Anritsu Corp.’s challenge was quite formidable: Persuade engineers, a notoriously elusive demographic, to buy Anritsu’s new broadband test and enhanced digital access platforms.
Rather than dropping an offline mailing to its prospects, the most common tactic for reaching engineers, Anritsu executed an e-mail campaign with a high-tech twist. It embedded Flash animation in the e-mail, helping to explain better than ever the company’s complicated testing platforms in a short, simple presentation.
Tokyo-based Anritsu tapped the expertise of SSD&W Inc., a Montvale, N.J.-based integrated marketing agency, to create the campaign. Anritsu, which had never marketed via e-mail, believed the stakes were too high to go it alone.
"We knew we had to do something that was going to capture their attention," said Stacie Mattos, marketing and communications specialist for Anritsu. "[E-mail] is a fairly new way of reaching our target audience. Working with SSD&W, we just gave them the scenario and let them run with it."
SSD&W decided that a Flash animation presentation—particularly one that was succinct and virtually all computers could handle—would be the best way to differentiate Anritsu from its competitors.
To establish credibility before introducing an out-of-the-box marketing approach, SSD&W included Anritsu’s logo in the e-mail header. "We didn’t want to just throw out a Flash movie and risk annoying the audience," said Frank Giarratano, exec VP at SSD&W.
SSD&W also took other precautions to prevent engineers from tuning out.
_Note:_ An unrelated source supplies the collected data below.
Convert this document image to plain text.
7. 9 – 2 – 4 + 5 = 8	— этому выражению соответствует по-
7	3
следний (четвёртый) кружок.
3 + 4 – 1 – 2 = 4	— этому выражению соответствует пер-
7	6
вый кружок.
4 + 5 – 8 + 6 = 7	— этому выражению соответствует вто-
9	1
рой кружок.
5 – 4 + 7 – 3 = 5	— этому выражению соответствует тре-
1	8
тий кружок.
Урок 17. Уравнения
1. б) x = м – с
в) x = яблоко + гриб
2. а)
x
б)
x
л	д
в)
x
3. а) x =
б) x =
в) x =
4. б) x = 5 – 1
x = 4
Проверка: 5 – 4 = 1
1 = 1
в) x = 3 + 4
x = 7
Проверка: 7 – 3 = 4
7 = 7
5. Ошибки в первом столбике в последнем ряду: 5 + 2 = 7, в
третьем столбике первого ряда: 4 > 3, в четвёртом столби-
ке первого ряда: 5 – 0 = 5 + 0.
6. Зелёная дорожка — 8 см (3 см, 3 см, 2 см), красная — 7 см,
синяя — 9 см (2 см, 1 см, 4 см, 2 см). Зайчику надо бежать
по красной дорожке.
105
For example, it kept the Flash presentation very short, at 20 seconds. "These are people who are at their computers all day long," Anristu’s Mattos said. "They don’t have time to open every piece of mail that comes to them."
SSD&W also sought to not overtax browsers, a shortcoming for a great deal of Flash presentations. "There’s nothing to download, it plays on Anritsu’s server," Giarratano said.
No fluff, just the facts
SSD&W was keen on striking the right marketing mix for Anritsu, making sure that the Flash video presentation was lively enough to attract engineers, but not too gaudy to put them off. "Engineers don’t want a lot of fluff, they want the facts," Giarratano said.
The presentation describes the benefits of the products—performance monitoring platforms that test company networks. Each product, when clicked on, is followed by five or six bullet points that succinctly explain that product.
A flashing red ball alerts viewers to common network problems and then provides explanations on how Anritsu can solve those problems.
The idea, Mattos said, was to strike a balance between entertainment and information. "It shows them in a fun, high-tech way an example of what we can do for them," she said. "It’s visually appealing and it doesn’t require reading a lot of text."
Anritsu’s success was impressive, proving to the company that engineers are open to new ways of being reached. After sending out 2,925 targeted e-mails in May, the company received 746 hits to its Web site, a 26% response rate. Response rates to offline direct mail campaigns to engineers are typically in the 2% to 3% range.